|M.Sc Student||Lifschitz Daphna|
|Subject||General Purpose Policy Summaries for Reinforcement|
|Department||Department of Industrial Engineering and Management||Supervisor||Dr. Ofra Amir|
AI agents support high stakes decision-making processes from driving cars to prescribing drugs, making it increasingly important for human users to understand their behavior. Policy summarization methods aim to convey strengths and weaknesses of such agents trained using Reinforcement Learning, by demonstrating their behavior in a subset of informative states. Therefore, the key to summarization methods is the choice of which subset of a typically vast state-space to include in the summary.

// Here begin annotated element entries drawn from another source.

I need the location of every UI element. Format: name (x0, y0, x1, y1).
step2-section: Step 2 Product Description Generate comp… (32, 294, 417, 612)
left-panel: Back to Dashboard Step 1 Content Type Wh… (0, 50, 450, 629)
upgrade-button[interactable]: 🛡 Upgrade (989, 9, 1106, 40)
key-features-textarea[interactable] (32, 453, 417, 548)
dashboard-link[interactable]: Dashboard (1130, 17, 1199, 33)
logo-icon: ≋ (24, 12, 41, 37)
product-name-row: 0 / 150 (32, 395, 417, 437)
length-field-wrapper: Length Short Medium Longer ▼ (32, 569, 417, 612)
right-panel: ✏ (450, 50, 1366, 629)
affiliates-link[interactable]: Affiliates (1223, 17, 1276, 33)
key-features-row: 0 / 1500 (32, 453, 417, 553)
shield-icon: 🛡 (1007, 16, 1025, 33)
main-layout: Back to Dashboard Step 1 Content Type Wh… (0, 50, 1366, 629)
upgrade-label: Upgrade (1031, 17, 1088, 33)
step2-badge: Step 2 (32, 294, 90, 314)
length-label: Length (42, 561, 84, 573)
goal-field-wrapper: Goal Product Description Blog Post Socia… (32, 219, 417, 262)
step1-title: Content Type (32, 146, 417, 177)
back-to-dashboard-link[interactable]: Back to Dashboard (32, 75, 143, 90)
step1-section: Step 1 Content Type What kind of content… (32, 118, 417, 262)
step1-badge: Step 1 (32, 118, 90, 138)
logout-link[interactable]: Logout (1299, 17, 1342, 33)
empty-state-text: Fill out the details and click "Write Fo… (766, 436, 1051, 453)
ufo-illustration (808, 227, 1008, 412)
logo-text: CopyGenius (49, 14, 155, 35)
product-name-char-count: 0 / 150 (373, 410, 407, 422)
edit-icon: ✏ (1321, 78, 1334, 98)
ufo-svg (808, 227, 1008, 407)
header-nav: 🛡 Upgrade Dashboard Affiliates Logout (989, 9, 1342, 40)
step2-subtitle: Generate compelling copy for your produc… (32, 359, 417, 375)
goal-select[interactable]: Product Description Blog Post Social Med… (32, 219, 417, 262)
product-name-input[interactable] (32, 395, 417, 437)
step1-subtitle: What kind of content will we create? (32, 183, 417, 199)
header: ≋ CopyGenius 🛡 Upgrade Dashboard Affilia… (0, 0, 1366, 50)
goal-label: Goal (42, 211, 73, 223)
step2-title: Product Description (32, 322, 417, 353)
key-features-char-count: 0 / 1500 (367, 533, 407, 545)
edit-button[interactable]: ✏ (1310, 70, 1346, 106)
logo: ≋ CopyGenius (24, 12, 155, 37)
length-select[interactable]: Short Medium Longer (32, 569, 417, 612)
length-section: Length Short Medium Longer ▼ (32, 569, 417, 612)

This thesis explores the use of two approaches to extracting policy summaries, drawing on different computational models of human inference from the cognitive science literature. Both approaches aim to maximize users' ability to predict the agent's actions in unseen states. The first approach assumes that users will deploy a form of imitation learning based on the observed states in the summary, that is, they will predict the agent's actions in new states based on its actions in similar states shown in the summary. The second approach assumes that users will deploy inverse reinforcement learning, that is, they will try to infer the agent's reward function, and based on this function predict its behavior in new states.
We explore the effect of the use of different computational models on the ability to reconstruct agents' policies from summaries. We demonstrate through computational simulations that a mismatch between the model used to extract a summary and the model used to reconstruct the policy results in worse reconstruction quality. Through a human-subject study, we demonstrate that people use different models to reconstruct policies in different contexts, and that matching the summary extraction model to these can improve performance. Taken together, our results suggest that it is important to carefully consider user models in policy summarization in order to create summaries that enable users to gain global understanding of agent behavior.